I catch myself getting a little macho about my uptime stats; especially when my computer doesn't react as quickly as I think it should. Probably from having a mac for so many years, OS 7.6-9.1 seemed to crash frequently; OS X is a pleasure to run since one does not worry much about freezes and crashes or constant rebooting holding this key or that. However, there are times when the machine needs to take a gulp of proverbial air, and I shouldn't stop myself from letting it go.
after reboot:
Processes: 75
Averages: 1.05 1.49 4.62
Uptime: 45 mins
And in this particular case, the problem was actually with multiple smbd processes taking over all my free memory (1.5 gigs worth of RAM installed on a G5; there was 0% CPU free, even after the dreaded re-start)
- 6317 smbd 0.3% 0:00.11 1 13 27 736K+ 3.29M 1.64M+ 29.9M
- 6311 smbd 0.3% 0:00.12 1 13 27 764K+ 3.29M 1.66M+ 29.9M
- 6307 smbd 0.3% 0:00.12 1 13 27 792K+ 3.29M 1.69M+ 29.9M
and many more.....
Not sure why, but since I don't need to copy anything to/from my XP machine at the moment, it was easy enough to turn off the “Window's Sharing” service, and the machine is responsive again. One could argue that even this problem was caused by having a Windows computer in my office.....
I had that as well, but you do not need to reboot ... just create a shell script called gkill with this in it:
#!/bin/sh
ps aux | grep $1 | grep -v grep | awk '{print $2}' | xargs kill -9
the command should be on two lines (I hope formatting will work) #!/bin/sh is on the first line the rest on the second.
I got the idea from freeBSD, where you have a gkill.

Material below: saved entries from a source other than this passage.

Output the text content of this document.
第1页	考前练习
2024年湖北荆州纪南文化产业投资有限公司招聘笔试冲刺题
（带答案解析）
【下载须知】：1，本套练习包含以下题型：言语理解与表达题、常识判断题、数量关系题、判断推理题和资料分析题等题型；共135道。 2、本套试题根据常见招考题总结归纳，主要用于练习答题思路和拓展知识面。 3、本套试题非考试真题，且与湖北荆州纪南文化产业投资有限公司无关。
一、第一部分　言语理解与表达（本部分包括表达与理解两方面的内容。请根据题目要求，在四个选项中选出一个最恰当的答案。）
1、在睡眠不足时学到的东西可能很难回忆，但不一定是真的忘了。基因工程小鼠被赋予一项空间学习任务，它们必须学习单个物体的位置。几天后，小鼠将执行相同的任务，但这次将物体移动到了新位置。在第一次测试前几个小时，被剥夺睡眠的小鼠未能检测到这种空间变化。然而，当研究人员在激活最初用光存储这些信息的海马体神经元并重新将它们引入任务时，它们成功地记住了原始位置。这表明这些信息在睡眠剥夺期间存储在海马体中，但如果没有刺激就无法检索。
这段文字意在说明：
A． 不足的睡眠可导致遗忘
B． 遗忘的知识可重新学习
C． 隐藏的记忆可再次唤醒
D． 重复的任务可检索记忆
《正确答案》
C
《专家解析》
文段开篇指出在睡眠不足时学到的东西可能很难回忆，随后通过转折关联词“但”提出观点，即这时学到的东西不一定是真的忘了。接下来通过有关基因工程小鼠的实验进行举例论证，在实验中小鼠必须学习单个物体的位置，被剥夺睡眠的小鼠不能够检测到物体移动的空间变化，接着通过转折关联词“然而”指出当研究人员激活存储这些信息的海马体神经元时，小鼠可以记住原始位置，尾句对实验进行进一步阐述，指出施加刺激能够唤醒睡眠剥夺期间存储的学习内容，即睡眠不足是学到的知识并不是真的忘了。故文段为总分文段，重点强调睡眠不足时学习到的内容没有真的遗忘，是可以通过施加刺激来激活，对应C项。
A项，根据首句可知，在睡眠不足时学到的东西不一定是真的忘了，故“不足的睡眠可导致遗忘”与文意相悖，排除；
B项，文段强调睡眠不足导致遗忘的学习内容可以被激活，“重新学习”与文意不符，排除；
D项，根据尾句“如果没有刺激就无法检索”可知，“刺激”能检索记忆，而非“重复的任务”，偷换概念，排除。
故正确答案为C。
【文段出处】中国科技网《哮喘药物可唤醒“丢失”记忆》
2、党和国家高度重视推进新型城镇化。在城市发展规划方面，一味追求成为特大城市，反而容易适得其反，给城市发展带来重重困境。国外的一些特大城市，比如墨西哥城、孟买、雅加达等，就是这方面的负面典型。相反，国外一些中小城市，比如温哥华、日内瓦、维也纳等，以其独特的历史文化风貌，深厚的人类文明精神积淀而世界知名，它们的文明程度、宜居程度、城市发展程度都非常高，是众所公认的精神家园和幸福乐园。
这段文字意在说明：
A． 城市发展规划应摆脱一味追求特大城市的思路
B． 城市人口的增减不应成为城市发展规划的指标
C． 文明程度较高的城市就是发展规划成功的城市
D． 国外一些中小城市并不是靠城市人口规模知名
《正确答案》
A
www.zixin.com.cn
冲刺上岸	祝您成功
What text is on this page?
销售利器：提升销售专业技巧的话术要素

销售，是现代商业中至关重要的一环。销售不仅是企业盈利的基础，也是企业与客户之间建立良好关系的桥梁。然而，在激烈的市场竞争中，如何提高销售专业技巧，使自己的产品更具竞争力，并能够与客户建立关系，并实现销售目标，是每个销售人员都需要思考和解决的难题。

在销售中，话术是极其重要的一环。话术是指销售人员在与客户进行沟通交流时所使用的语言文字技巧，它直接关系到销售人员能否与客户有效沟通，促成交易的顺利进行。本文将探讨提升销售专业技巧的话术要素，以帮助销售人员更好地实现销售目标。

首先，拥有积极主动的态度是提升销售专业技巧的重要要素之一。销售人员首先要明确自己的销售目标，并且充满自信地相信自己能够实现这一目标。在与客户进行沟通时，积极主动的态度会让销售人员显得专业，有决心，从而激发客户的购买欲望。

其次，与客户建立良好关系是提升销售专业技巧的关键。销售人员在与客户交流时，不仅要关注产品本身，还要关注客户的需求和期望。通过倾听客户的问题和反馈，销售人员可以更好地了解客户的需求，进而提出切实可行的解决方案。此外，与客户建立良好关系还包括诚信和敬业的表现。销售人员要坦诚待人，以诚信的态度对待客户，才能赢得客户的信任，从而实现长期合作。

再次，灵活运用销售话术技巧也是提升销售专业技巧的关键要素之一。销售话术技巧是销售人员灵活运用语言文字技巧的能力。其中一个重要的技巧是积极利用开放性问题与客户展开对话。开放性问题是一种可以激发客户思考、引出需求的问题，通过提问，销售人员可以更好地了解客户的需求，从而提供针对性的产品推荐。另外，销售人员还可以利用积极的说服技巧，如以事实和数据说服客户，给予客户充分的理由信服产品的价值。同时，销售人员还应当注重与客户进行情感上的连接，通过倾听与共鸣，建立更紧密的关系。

if you want to kill all processes with the name smbd, just type 'sh gkill smbd' as root in terminal or su and copy the file into /usr/sbin and give it the execute bit.
chmod +x /usr/sbin/gkill
then you only have to type 'gkill smbd'.
gkill for mac os x - by far the better option
thanks, HP. Quite interesting, and I'll have to try it if something similar ever happens.